沼って一体なんだ?
–––––ここ数年「沼にはまる」という言葉をよく耳にします。そもそも「沼」って何なんですか?
何かに夢中になり、はまってしまい抜け出せなくなることを指しますが、これだけでは今までの“オタク”と大差ないと思います。むしろその偏愛ぶりを隠さず、誇らしいとさえ思っているのが、沼にはまった状態です。
–––––確かに“オタク”というと、かつてはどこか暗く自分の趣味をこっそり楽しむイメージでしたが、それが変わってきたんですか?
例えば『宝塚歌劇団を観てヅカ沼にはまりました』『婚活沼にはまっています』『昨日からあの俳優に沼です』というように、はまっている人はどこかキラキラとした雰囲気をまとい、少々自慢げに自分のことを語る傾向があるんです。
–––––キラキラですか!? 何かにはまっていることは恥ずかしくない、むしろカッコイイと思うようになったということでしょうか?

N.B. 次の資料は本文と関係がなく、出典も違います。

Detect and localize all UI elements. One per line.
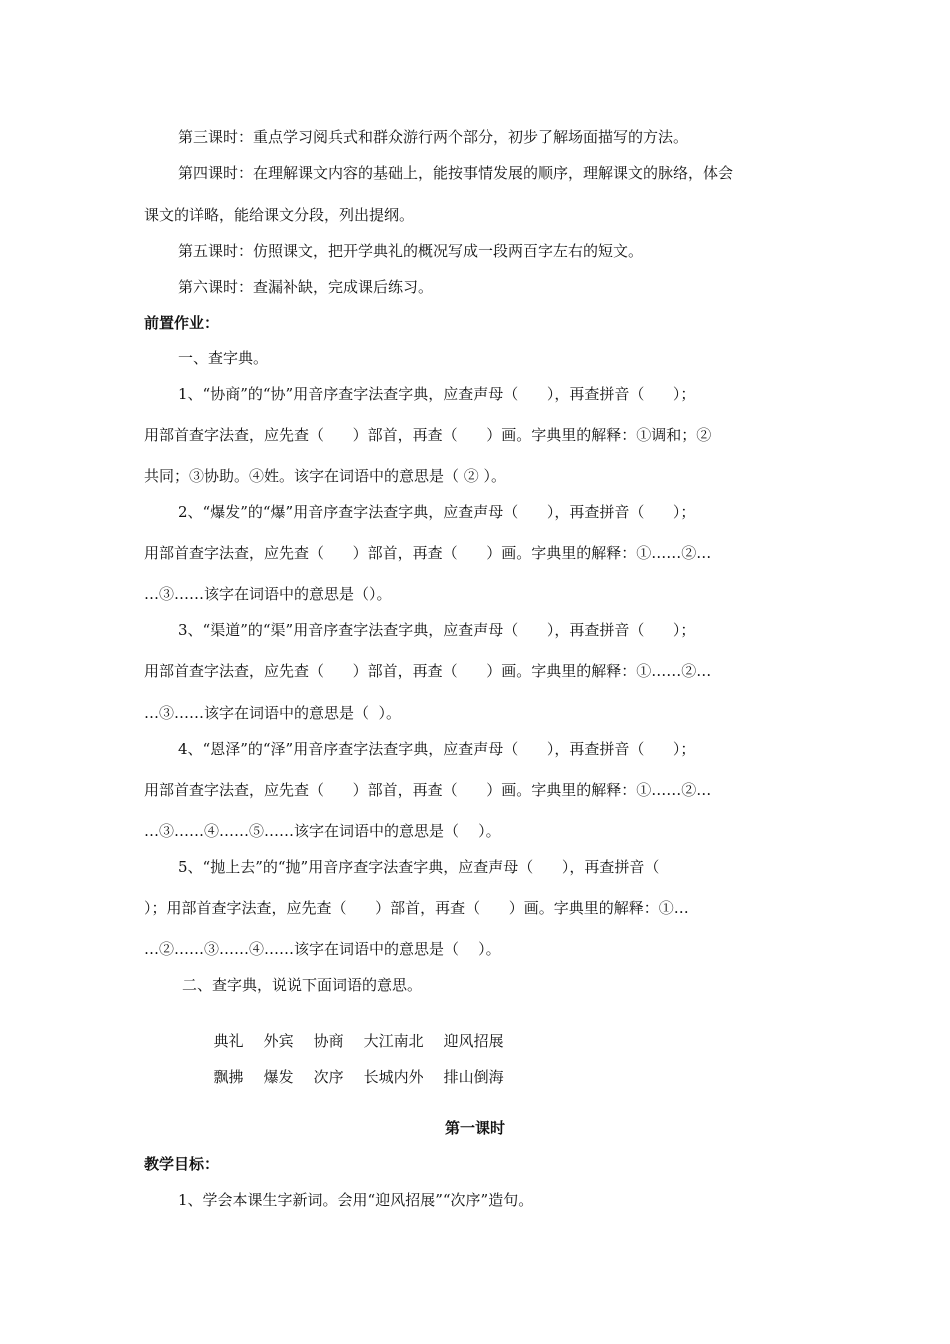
q4-line1: 4、“恩泽”的“泽”用音序查字法查字典，应查声母（ ），再查拼音（ ）； bbox=[178, 740, 696, 758]
q4-line3: …③……④……⑤……该字在词语中的意思是（ ）。 bbox=[144, 822, 501, 840]
goal-1: 1、学会本课生字新词。会用“迎风招展”“次序”造句。 bbox=[178, 1191, 534, 1209]
word-item: 爆发 bbox=[263, 1068, 294, 1086]
q1-line3: 共同；③协助。④姓。该字在词语中的意思是（ ② ）。 bbox=[144, 467, 507, 485]
schedule-lesson3: 第三课时：重点学习阅兵式和群众游行两个部分，初步了解场面描写的方法。 bbox=[178, 128, 689, 146]
word-item: 迎风招展 bbox=[443, 1032, 504, 1050]
schedule-lesson4-line2: 课文的详略，能给课文分段，列出提纲。 bbox=[144, 206, 415, 224]
word-item: 协商 bbox=[313, 1032, 344, 1050]
q3-line2: 用部首查字法查，应先查（ ）部首，再查（ ）画。字典里的解释：①……②… bbox=[144, 662, 712, 680]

2010年に経済産業省に“クール・ジャパン室”が設置され、アニメ、ゲームを含む、日本のサブカルチャーにスポットが当たり、潮目が変わったんですよ。オタクがカッコイイものになり、自分がどれだけ対象に愛が深いかを語るようになったんです。「沼」という言葉もちょうどその頃(2010年頃)から見られるようになりました。